Benedito Braga, president of the World Water Council, said: “World leaders realize that sanitation is fundamental to public health, but we need to act now. In order to make water and sanitation universally available by 2030, we need commitment at the highest levels. Of equal importance is that water sources are being optimized to ensure that they are safe water sources.”
Braga added: “For every dollar invested in water and sanitation, there is an estimated $4.3 dollar (400%) return in the form of reduced health care costs for individuals and society worldwide. And this does not take into account the benefits to global development, which enables countries and societies to progress economically, culturally and politically. For example, for every $1 billion dollars invested in water and waste water, an estimated 28.500 jobs will be created.”
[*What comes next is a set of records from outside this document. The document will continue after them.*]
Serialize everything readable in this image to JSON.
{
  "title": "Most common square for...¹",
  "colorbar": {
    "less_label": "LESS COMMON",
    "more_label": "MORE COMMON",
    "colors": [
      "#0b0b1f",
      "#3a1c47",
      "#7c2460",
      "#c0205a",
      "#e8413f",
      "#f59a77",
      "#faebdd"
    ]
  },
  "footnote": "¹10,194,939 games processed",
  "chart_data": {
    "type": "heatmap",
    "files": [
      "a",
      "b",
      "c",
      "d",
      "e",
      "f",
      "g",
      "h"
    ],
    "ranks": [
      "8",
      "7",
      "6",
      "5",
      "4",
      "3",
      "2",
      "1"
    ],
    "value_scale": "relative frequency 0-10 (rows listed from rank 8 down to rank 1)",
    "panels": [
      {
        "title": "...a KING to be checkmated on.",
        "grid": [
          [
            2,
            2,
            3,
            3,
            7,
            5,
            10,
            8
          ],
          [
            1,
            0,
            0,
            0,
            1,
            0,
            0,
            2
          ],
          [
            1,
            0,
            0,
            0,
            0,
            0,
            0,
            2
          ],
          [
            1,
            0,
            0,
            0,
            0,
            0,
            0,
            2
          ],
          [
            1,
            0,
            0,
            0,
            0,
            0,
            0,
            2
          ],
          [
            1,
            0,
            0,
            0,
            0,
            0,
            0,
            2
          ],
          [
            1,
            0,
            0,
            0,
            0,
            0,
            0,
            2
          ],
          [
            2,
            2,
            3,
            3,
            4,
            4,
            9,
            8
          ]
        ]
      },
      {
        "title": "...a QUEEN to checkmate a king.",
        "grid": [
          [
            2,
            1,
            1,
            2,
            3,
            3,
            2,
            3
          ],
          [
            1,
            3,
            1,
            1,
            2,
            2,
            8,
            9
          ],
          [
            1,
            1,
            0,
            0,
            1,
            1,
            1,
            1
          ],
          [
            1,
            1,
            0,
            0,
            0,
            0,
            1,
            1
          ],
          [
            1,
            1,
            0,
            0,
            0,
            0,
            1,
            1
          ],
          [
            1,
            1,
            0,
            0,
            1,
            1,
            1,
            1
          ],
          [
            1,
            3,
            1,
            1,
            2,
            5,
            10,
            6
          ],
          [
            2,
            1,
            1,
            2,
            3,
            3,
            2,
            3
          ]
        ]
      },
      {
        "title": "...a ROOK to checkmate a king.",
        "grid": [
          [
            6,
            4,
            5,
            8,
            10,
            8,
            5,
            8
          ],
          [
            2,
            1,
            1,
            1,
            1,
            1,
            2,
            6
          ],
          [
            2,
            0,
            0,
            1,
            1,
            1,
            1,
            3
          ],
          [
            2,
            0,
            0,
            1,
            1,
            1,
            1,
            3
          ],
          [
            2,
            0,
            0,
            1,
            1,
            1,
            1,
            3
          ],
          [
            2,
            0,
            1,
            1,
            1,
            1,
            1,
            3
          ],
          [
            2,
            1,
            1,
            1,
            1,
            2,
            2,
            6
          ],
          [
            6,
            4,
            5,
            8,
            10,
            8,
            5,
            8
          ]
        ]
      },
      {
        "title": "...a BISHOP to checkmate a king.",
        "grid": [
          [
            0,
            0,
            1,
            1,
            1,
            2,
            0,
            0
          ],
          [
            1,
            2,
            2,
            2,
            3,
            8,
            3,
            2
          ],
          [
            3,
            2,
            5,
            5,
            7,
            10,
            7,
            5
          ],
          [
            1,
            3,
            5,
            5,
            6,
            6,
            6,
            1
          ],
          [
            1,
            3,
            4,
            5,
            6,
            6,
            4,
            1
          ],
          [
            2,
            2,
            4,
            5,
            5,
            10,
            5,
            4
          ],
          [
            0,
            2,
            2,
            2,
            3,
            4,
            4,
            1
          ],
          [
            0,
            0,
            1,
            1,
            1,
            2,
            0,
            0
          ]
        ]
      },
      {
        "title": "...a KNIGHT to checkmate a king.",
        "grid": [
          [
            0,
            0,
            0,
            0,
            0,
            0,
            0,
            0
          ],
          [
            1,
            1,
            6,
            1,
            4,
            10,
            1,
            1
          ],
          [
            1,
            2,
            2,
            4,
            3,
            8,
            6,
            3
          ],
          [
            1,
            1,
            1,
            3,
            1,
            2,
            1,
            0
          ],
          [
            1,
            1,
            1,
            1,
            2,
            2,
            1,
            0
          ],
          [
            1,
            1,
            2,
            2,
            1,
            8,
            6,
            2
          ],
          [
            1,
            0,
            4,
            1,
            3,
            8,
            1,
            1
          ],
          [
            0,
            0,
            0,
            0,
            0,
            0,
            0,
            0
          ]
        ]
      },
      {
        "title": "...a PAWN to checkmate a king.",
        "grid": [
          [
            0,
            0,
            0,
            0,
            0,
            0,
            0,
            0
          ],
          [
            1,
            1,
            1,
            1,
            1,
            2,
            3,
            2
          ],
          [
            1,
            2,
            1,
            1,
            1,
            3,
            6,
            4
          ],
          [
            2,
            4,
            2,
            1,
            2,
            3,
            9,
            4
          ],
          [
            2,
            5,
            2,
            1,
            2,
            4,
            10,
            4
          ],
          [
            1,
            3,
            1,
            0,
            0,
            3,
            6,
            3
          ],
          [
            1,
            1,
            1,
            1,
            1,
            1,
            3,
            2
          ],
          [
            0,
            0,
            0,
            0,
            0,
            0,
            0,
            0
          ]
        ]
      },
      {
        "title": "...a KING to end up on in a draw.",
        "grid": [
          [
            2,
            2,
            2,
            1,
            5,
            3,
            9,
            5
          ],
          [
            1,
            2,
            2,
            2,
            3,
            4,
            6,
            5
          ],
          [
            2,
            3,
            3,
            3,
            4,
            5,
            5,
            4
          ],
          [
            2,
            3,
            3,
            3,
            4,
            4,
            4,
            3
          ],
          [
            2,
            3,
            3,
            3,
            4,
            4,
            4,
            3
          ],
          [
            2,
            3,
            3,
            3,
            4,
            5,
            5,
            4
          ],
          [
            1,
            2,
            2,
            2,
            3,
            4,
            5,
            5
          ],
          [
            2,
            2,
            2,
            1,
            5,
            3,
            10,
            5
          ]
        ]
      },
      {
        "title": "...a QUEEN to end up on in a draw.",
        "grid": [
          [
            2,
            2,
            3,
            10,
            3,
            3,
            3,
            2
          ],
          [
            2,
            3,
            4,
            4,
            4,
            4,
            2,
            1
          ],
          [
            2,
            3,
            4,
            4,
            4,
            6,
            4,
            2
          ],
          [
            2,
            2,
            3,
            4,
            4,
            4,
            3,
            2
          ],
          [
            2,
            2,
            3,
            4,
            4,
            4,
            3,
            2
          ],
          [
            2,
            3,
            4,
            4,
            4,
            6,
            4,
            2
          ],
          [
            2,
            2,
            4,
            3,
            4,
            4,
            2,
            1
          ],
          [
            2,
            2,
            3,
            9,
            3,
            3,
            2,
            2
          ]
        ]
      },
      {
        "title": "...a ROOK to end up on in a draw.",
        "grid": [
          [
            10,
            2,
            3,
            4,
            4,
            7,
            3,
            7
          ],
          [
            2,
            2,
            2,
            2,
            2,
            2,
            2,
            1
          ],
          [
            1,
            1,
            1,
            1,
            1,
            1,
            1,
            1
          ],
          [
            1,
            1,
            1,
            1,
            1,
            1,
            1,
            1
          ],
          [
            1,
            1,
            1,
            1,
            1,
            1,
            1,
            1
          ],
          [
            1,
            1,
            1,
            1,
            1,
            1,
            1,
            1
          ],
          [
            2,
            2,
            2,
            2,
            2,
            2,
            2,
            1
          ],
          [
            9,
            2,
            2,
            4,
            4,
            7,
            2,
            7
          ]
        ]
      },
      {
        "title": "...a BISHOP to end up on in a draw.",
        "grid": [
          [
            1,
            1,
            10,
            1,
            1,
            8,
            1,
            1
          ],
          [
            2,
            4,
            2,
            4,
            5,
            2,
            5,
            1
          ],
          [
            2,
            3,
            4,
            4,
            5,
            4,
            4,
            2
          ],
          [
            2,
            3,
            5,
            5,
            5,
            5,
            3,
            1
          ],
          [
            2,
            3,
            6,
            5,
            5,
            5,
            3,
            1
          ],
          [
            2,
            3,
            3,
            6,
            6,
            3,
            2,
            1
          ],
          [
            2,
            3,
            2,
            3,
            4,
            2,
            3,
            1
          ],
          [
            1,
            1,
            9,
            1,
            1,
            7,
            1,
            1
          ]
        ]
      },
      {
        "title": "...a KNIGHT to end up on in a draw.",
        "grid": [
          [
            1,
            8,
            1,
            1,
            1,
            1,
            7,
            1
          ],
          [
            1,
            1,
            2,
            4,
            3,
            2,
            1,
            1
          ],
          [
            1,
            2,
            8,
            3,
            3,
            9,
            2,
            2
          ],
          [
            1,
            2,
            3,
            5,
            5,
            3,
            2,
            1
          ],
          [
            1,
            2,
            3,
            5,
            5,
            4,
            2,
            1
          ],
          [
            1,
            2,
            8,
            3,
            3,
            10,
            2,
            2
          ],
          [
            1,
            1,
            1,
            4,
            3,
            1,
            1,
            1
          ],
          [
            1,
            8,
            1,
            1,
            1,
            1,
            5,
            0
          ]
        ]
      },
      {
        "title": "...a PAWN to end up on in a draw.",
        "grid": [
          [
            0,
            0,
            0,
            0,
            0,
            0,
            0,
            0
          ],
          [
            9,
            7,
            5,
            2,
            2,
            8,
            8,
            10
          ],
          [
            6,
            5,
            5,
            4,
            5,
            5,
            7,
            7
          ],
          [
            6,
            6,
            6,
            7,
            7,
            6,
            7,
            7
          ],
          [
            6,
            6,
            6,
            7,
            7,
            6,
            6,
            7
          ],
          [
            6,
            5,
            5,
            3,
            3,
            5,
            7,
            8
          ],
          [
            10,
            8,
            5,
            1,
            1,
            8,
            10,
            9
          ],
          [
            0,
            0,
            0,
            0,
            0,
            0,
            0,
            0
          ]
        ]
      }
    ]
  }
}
Csaba Kőrösi, director of environmental sustainability at the office of the president of the Republic of Hungary and Sherpa of the High Level Panel on Water (HLPW), said: “Public and concessional finances will not be enough to reach the investment level necessary for a water secure world. Private funds must have a role as well…Time is in short supply. We have 15 to 20 years before facing a significantly bigger challenge emanating from climate change and regional water crises interlinking into a global one.”
- The 8th World Water Forum is expected to be attended by over 30,000 participants and will take place from the 18th to the 23rd of March 2018, in Brazil, under the theme “Sharing Water.” The event is composed of five processes, namely the Thematic Process, Political Process, Regional Process, Citizens’ Forum and Sustainability Focus Group.